Both versions of the pamphlet state that Imperial’s struggle with pollution “isn’t a new fight,” and is part of the long history of human interaction with the environment going back to “8,000 years ago in Mesopotamia, where irrigation was invented.” Pollution and environmental degradation is also presented as an inevitability: “with three billion people on earth, man cannot help but contaminate the environment to some extent.”
The pamphlets go on to define various kinds of pollution, including air, water, and noise pollution, and explains some of the precautions taken by Imperial to minimize its own impacts. In doing so, however, the pamphlets also clarify expectations, reminding the reader that “you’ll probably never breathe pure air. Pure air contains 78 percent nitrogen and 21 percent oxygen. The other one percent is mostly carbon dioxide and argon, with traces of neon, helium, xenon, hydrogen, methane, krypton, and water vapor. Strictly speaking, air becomes polluted whenever anything is added to that mixture.” The documents are also careful to point out the ways in which Imperial’s existing practices fall within the standards of international treaties and regulations, specifying that “a subcommittee of the United Nations agrees that oily water may be discharged into the oceans” during ballasting or tank-cleaning operations.

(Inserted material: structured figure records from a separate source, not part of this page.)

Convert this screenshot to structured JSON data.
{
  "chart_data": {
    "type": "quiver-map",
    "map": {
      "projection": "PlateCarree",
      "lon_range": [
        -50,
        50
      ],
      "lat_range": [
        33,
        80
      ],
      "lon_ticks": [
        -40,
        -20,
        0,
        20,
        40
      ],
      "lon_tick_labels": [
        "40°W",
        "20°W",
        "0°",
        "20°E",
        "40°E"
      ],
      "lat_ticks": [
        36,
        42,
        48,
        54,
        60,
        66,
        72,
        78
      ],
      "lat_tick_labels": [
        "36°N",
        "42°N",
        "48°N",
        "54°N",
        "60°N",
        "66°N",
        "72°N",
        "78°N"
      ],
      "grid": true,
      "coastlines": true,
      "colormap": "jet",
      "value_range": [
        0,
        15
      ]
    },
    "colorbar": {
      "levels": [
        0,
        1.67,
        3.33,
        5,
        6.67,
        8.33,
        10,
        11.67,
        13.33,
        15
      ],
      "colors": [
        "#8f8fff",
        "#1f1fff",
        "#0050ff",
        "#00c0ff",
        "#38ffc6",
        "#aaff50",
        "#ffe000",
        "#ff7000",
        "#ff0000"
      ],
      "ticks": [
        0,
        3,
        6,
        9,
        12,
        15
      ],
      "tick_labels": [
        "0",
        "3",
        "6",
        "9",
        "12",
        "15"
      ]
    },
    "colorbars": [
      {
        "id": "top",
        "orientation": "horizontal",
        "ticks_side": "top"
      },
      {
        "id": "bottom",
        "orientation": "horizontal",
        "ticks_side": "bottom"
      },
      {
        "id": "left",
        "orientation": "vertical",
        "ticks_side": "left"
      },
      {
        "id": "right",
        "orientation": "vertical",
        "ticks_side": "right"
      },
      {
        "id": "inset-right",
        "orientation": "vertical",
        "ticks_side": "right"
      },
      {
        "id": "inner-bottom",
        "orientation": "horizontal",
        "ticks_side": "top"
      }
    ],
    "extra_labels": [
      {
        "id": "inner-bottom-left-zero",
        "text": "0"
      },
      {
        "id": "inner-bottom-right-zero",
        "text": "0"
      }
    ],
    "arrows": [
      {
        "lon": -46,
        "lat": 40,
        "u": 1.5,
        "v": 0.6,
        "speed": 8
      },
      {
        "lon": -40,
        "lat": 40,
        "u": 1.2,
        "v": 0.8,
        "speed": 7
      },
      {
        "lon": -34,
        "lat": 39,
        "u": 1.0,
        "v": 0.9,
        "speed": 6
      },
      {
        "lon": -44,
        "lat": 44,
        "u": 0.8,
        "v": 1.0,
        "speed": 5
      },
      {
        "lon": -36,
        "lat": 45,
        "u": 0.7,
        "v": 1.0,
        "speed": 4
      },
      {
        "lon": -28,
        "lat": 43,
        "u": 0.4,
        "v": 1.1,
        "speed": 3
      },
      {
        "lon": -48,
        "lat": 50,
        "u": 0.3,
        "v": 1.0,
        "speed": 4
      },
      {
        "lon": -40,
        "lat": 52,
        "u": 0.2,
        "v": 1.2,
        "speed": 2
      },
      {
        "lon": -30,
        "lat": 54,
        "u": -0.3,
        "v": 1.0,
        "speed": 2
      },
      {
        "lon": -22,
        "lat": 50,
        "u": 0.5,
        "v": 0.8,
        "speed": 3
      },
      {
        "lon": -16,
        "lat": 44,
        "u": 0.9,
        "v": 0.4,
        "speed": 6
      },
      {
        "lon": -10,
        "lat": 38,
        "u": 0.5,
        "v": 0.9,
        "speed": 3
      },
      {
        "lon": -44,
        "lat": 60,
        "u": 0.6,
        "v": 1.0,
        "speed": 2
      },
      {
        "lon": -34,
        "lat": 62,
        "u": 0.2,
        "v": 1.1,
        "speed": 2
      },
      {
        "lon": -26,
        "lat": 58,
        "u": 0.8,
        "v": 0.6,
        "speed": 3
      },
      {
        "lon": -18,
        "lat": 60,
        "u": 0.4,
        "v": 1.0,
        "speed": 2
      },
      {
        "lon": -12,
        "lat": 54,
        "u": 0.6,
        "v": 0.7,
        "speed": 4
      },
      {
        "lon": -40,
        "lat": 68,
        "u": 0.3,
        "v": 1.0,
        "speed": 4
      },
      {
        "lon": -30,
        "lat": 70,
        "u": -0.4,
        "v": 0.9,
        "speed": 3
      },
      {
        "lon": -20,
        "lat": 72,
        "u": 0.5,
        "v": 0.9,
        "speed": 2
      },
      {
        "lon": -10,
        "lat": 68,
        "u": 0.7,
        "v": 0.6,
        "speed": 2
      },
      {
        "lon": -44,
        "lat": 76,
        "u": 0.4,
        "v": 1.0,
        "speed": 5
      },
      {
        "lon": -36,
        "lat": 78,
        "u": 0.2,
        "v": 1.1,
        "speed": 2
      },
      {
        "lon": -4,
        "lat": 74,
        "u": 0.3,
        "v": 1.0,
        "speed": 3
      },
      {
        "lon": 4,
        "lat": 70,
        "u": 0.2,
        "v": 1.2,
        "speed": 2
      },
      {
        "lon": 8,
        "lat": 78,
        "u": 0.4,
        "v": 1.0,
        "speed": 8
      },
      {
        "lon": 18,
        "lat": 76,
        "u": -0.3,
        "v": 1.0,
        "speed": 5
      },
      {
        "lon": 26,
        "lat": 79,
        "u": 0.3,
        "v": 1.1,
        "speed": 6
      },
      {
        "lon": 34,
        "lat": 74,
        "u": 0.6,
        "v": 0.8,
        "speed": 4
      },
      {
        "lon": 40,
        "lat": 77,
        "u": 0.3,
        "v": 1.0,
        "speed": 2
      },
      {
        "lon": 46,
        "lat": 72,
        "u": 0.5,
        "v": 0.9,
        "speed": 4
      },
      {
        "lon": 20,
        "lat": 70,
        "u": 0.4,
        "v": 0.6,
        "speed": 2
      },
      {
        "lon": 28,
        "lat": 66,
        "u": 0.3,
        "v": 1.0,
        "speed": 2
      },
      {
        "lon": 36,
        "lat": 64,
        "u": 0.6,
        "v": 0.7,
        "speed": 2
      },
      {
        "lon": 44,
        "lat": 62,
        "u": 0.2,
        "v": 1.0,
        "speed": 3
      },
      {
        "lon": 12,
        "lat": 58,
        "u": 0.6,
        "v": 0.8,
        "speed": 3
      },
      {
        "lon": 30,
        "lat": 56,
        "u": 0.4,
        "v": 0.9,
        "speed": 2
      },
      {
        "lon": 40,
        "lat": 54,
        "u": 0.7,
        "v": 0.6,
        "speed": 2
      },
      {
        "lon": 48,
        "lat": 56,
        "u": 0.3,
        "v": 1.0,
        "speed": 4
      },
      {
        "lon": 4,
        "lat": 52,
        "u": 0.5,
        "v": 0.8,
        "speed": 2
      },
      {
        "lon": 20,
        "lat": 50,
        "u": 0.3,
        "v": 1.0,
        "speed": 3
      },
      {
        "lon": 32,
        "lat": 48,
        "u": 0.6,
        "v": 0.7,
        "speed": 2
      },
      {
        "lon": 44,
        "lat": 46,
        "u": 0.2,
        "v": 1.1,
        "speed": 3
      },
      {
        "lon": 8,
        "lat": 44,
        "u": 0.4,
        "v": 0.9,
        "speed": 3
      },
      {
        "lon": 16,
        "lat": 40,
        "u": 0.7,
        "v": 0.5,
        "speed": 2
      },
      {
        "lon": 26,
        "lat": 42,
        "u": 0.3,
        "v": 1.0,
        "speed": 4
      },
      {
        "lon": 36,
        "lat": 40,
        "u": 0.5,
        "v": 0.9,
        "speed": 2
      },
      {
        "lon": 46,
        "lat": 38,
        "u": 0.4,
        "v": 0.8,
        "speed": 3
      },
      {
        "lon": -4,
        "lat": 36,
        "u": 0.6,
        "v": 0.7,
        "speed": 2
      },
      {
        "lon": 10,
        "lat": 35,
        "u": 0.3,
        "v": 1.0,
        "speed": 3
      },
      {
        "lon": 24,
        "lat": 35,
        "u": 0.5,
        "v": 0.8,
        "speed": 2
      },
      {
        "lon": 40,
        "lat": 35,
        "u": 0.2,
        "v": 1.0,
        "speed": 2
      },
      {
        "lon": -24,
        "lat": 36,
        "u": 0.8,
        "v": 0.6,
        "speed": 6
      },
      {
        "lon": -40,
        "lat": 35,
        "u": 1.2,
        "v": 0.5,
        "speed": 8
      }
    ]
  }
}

In a section on air pollution, both pamphlets sheds light on Imperial’s projections for the future of automobile emissions. In the mid- to late-1970s, when this pamphlet was written, Imperial reported that “the goal for the middle-to-late 1970s is an essentially pollution-free automobile.”
These documents go on to emphasize the importance of the Arctic region in the future of oil exploration and extraction, noting that “an Imperial refinery has operated there since 1932,” and concluding that “The oil search must continue as long as Canadians need fuel for home heating, gasoline for automobiles, and petrochemicals for thousands of other objects of our daily lives.”